One of the things that I’ve had to do to help me evolve into the person I want to be is to talk to myself in a very thoughtful way.
I often tell my clients is to talk to themselves like they would their cherished child that they love to death, their niece or their nephew, or their grandchild, which is just the most precious thing in the world. And think about what you’ve just said in your mind to yourself. And would you say that to them? And if you would, and it’s negative, then we have some other work to do. But generally, if you would not say that to someone you love the most, you should not say it to yourself, even in your mind. And it would help if you certainly didn’t say it out loud.

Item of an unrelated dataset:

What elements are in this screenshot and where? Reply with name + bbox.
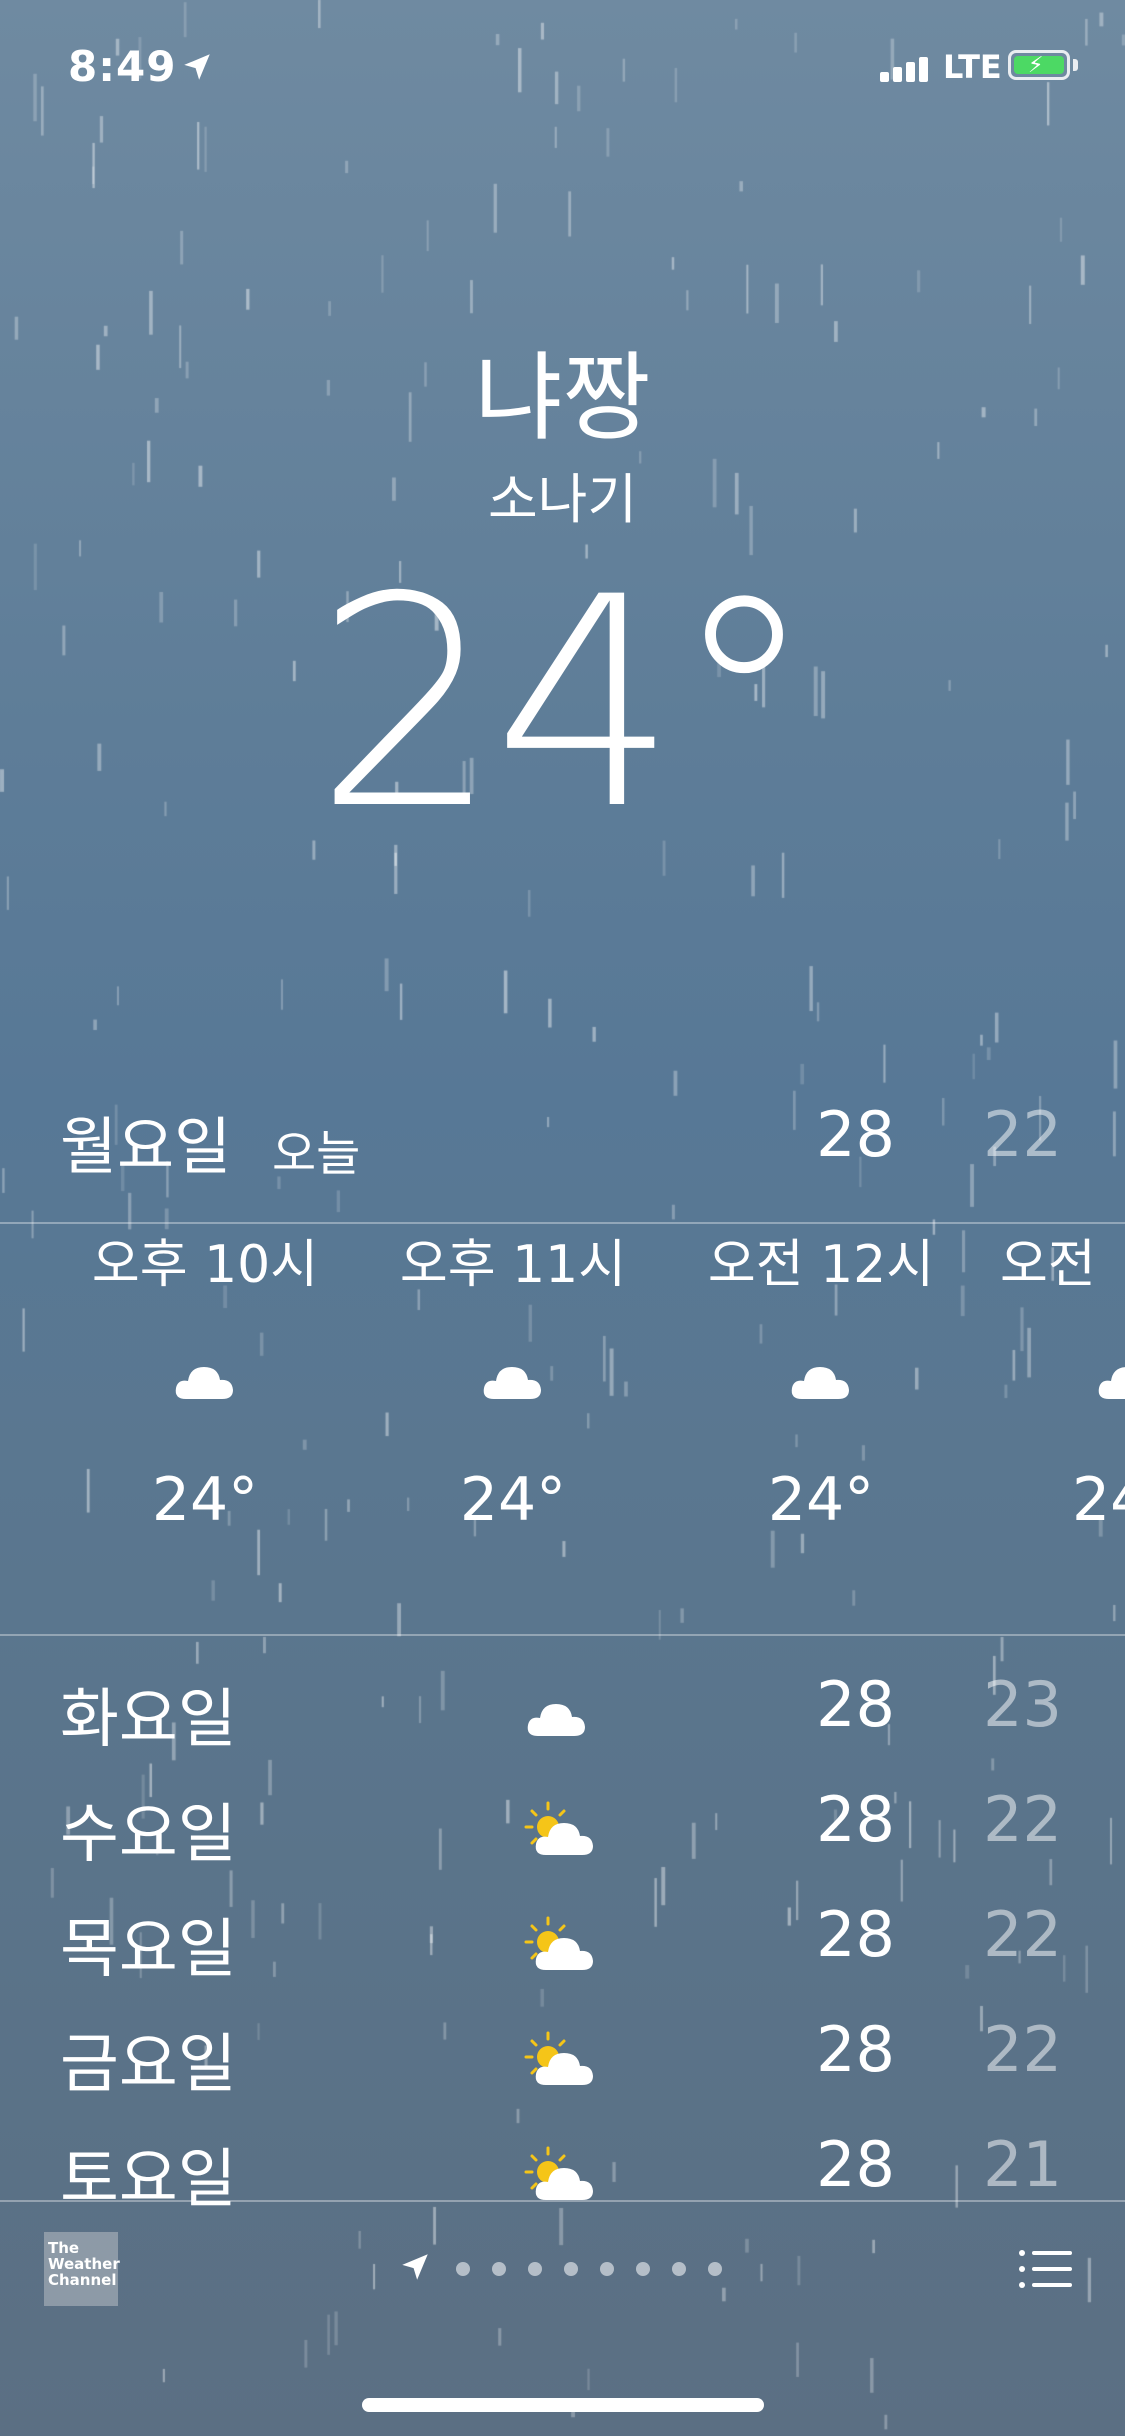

First, we think it, then we have this conversation internally, and then we say it. But each of those steps creates more power behind it. So when you say negative things about yourself frequently, it’s tough to get anything other than those negative things. For example, it’s complicated for people to lose weight when losing weight and keep it off because they never visualize themselves as thin. They always still felt fat or the negative word or overweight. So even when you lose weight, but you never changed your self thought and yourself thinking, you’re going to gain that right back because your mind says, “I am that person. I am this fat person.” So then your body has no choice but to follow that then, and that’s what happens.
So we have to watch the self-talk that we do. We have to be loving and forgiving of ourselves and treat ourselves very kind and know that this life is just a journey. It’s a process. And there’s nowhere in there where it was like, “You’re going to do everything perfectly the first time. You’re not going to make many mistakes. You’re never going to end up somewhere you don’t want.” What it is, is that every failure is a learning process. Everything that we’ve done wrong gives us more information. Everything that we think can become our reality. And if you’re living in a fact that you don’t like, one of the first places you have to go is, what is your self-talk?
What is that belief system that you have? What do you say to yourself when you make a mistake? What do you say to yourself when you’re mad about how the day is going. If it’s not kind and forgiving and allowing room for things that are not going well, then we’ve got to shift that. You’ve got to start saying, “It’s okay. You’re doing a great job. You’ve made it thus far.
Tomorrow is a new day, and we can do this over again.” So you’ve got to find a way to be kind, loving, and forgiving to yourself, and then being that way to other people is a natural benefit of that.